This past week, I posted this on my Facebook page:
One of my favorite words is Sanctus. It is the Latin word for holy. From that word we get Sanctuary: sacred, holy space.
More and more these days, I fall deeper into gratitude for the times I can unroll my mat and just practice – asana, breath, watching thoughts & emotions. My practice is a sanctuary where I can acknowledge then set aside worries and concerns for others and check inside to the holiest of places: my heart center. From that sanctuary, I remember that I am part of a larger community – how lucky I am to have the worries and lists that I have.
I can go inside to this sanctuary to remind myself that I am not alone. Far from it. We are all in this – make that we ARE all this – together. I can cast aside the childish things separating me from everyone else and remember…we are all holy spirits.
So I don’t get to practice or teach as often as I would like. (hello, first world problem)
These days, it is downright special when I walk through a studio door, throw down my mat and practice with other people. Not every practice is profoundly life changing. (How exhausting would that be?) Getting on my mat outside the home simply reminds me that I’m not alone. It gives me time to focus on what’s going on with me – not having to stop and feed, clothe, or clean up after anyone else.
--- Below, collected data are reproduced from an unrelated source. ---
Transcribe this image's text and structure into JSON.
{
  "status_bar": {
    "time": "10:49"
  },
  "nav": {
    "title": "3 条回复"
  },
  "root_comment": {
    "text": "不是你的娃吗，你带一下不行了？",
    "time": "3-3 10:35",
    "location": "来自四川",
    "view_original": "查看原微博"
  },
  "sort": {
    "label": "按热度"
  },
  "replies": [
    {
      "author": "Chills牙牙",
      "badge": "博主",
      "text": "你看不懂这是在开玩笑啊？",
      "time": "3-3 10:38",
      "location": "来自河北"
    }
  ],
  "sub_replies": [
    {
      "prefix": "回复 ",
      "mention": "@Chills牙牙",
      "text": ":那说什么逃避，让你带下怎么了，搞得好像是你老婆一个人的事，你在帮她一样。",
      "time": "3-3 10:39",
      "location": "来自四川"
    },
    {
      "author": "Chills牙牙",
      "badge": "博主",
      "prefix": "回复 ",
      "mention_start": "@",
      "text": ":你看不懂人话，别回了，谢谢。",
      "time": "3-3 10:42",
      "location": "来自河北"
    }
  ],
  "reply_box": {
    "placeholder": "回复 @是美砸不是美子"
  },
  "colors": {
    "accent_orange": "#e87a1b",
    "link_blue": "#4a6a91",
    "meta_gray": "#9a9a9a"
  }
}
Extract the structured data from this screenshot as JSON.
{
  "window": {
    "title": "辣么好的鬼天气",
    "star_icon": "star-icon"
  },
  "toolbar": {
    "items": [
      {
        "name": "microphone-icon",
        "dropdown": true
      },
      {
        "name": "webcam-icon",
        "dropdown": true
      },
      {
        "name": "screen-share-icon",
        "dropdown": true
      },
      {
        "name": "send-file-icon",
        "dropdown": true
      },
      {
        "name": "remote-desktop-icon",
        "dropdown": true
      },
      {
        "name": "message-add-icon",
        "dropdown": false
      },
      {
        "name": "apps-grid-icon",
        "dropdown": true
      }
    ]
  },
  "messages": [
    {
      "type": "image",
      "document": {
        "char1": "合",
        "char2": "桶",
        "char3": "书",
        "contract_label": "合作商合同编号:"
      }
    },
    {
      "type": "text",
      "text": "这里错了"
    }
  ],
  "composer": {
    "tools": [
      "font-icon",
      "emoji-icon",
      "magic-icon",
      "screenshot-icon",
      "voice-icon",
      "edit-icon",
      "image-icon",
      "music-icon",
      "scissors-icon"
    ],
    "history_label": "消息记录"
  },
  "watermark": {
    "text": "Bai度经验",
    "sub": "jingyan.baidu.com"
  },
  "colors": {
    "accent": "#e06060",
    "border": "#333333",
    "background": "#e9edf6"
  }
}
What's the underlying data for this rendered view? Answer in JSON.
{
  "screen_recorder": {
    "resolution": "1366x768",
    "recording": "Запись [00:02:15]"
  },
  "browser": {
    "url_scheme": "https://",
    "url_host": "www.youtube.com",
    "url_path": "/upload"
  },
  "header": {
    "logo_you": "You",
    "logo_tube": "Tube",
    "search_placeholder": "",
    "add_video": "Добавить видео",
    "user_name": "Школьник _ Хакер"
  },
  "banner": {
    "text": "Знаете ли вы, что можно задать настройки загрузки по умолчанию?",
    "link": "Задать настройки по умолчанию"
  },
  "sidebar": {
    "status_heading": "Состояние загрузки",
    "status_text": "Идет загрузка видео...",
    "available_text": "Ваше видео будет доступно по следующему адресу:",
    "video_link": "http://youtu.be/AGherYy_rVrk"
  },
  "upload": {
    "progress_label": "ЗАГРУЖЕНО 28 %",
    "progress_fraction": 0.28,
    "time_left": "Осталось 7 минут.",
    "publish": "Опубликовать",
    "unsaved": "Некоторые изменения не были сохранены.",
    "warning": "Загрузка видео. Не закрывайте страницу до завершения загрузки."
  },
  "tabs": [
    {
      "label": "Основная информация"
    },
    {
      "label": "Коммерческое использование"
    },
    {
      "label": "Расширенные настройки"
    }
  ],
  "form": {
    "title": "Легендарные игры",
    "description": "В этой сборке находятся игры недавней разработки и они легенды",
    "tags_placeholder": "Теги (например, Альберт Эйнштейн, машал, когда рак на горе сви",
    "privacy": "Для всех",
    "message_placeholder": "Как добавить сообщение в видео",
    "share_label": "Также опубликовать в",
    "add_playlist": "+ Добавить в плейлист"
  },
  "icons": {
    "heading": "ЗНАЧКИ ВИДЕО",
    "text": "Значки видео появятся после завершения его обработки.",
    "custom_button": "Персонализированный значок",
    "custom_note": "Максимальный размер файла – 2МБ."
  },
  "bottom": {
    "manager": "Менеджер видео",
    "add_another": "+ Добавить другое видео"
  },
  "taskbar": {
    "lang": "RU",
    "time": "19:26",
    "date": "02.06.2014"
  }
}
I am reminded that being able to even consider taking time to simply put a piece of rubber on a wood floor and move around is a luxury. What makes that piece of rubber so sacred to me is something reflecting back from inside that I tend to bury while meeting the needs of others and chasing all those distractions from the monkey mind.
That sanctuary is not limited to a mat, a studio, or even a church – that sanctuary is always inside. I just need reminding every now and then – don’t we all?